The lender predicts that when rates do eventually go up, New Zealand will experience a "mild" tightening cycle, peaking at just 2.75% from late 2021. The predictions, off the back of more bullish Reserve Bank language and strong economic data, are likely to be welcomed by Kiwi homeowners and investors fearing a rapid OCR increase.
ASB's has pushed back its prediction for an OCR increase by six months. It believes rates will begin to rise in August 2020.
Nick Tuffley, Chief Economist at ASB, said: "This reflects our judgement that the growth and medium-term inflation outlook will not be strong enough to clear the high hurdle necessary to trigger an OCR hike.
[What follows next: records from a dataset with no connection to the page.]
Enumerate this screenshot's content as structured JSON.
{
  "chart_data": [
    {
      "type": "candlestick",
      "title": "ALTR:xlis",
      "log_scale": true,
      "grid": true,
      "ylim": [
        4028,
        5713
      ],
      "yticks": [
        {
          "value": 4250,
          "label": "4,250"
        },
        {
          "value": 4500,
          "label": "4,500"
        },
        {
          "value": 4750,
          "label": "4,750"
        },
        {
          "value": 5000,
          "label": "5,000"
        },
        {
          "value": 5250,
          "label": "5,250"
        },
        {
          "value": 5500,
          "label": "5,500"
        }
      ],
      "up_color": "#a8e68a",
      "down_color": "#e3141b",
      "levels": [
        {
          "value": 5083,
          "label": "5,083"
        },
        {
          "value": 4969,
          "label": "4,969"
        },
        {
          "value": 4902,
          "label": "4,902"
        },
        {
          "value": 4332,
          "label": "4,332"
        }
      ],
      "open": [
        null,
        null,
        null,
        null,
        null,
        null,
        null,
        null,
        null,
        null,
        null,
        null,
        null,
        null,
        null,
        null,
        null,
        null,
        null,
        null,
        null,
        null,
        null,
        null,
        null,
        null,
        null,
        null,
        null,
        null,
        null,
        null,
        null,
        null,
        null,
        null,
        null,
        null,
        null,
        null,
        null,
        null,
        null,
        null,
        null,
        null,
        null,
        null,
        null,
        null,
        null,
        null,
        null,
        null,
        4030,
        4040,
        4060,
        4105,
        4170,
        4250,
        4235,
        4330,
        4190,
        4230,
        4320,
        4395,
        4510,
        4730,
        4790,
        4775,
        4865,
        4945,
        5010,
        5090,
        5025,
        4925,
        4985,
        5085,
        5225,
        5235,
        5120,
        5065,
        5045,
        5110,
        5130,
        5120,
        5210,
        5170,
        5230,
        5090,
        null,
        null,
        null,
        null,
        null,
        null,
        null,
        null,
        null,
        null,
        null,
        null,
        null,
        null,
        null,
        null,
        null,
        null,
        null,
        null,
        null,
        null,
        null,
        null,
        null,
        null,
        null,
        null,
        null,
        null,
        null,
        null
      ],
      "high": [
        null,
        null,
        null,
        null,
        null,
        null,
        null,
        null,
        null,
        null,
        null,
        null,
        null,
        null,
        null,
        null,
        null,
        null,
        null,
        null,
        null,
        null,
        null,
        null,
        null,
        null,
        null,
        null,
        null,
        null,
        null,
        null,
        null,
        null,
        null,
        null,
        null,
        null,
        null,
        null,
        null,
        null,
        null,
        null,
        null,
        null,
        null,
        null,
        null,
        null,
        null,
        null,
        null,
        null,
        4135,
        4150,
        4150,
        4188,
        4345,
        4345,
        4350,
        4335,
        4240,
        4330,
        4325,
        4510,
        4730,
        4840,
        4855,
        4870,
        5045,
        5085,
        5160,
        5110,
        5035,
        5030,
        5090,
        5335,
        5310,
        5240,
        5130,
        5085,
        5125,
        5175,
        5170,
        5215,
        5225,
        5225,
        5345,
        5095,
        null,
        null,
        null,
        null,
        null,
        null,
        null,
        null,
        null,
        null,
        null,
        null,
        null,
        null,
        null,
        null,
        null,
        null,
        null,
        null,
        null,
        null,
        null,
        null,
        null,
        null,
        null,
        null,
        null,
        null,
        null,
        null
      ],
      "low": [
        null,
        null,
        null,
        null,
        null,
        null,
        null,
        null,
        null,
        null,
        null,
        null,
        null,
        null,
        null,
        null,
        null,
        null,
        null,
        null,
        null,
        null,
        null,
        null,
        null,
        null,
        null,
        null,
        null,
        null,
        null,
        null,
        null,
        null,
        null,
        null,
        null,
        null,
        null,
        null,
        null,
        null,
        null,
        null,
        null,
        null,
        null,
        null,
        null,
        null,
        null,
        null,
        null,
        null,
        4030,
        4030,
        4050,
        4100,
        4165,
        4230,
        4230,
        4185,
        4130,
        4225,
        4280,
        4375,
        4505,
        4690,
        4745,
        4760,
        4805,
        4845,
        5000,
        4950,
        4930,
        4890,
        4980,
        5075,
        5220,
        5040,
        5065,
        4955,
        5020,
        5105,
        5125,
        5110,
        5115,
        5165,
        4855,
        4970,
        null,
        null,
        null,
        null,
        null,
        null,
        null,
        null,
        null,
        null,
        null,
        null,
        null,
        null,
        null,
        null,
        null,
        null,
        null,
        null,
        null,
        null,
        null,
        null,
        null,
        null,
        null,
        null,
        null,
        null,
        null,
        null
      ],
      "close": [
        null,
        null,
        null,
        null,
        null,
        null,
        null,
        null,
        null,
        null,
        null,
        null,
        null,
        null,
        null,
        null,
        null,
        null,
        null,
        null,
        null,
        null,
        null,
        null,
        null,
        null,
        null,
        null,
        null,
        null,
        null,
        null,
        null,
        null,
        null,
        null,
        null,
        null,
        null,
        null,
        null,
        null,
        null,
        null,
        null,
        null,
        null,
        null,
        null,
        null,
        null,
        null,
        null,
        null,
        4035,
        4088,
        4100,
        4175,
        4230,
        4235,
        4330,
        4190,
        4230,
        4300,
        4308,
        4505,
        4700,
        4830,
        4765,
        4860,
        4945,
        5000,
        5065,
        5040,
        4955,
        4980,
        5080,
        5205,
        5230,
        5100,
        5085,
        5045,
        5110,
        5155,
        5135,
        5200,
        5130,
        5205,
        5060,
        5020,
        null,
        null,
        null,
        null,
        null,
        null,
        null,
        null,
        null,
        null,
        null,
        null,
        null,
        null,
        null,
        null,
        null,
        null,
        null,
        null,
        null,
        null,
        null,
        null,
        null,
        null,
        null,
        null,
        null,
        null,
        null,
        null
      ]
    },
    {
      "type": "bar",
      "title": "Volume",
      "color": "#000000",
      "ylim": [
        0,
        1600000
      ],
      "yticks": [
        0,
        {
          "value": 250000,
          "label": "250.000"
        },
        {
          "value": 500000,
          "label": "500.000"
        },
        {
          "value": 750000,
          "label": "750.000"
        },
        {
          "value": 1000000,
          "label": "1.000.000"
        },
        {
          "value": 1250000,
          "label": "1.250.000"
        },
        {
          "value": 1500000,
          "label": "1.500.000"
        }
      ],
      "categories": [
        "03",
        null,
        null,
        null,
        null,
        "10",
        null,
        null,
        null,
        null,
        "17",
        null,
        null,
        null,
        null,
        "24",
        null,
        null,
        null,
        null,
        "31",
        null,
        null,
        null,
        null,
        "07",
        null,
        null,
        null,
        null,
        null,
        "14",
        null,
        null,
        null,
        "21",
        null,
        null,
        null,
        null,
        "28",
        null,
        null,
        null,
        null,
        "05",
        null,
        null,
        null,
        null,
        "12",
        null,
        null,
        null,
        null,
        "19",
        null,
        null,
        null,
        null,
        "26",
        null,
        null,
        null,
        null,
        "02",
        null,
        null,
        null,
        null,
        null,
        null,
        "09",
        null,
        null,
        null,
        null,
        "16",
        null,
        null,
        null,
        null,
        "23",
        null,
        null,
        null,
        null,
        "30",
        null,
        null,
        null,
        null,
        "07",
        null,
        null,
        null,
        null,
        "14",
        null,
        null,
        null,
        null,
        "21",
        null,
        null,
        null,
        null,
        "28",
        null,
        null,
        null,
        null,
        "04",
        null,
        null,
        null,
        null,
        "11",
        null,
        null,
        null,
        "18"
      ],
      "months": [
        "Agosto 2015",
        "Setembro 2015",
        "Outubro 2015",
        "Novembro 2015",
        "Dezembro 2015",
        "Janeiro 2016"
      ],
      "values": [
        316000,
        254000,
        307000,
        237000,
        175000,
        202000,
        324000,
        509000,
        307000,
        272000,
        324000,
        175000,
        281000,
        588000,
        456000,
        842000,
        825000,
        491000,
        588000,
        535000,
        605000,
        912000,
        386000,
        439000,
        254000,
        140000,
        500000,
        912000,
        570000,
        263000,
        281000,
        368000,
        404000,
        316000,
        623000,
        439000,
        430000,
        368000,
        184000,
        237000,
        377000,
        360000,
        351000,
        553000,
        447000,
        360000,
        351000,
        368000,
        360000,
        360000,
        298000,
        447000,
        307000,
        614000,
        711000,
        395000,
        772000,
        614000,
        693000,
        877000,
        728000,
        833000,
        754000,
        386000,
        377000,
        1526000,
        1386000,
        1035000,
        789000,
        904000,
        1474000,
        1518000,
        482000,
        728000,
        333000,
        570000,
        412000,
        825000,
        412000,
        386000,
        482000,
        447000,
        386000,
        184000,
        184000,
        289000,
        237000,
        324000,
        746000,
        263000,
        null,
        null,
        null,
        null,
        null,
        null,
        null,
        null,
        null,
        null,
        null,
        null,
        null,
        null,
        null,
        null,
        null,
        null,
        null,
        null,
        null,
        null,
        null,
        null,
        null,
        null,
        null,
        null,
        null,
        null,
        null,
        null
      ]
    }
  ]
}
"The team expects a very mild RBNZ tightening cycle peaking at just 2.75% from late 2021. “This is because the RBNZ will be mindful of not getting policy settings too far out of sync with other central banks,” Tuffley added.
For the near term, ASB warned rising costs could be passed on to Kiwi consumers,slowing economic growth. Tuffley added: "Rising costs for necessitates (fuel, rent and food) are putting the squeeze on households, particularly those with less disposable income and tighter budgets. Areas of the economy that are exposed to discretionary spending are likely to be vulnerable in the short term.”
He added: “If firms find demand is not strong enough to absorb higher prices, economic growth and core inflation could slow over the next six months.”
The bullish medium term outlook comes as a host of banks moved to slash their interest rates to record lows last weeks. Major lenders including BNZ and ANZ slashed one year fixed rates to below 4%, levels barely experienced in the post-war era.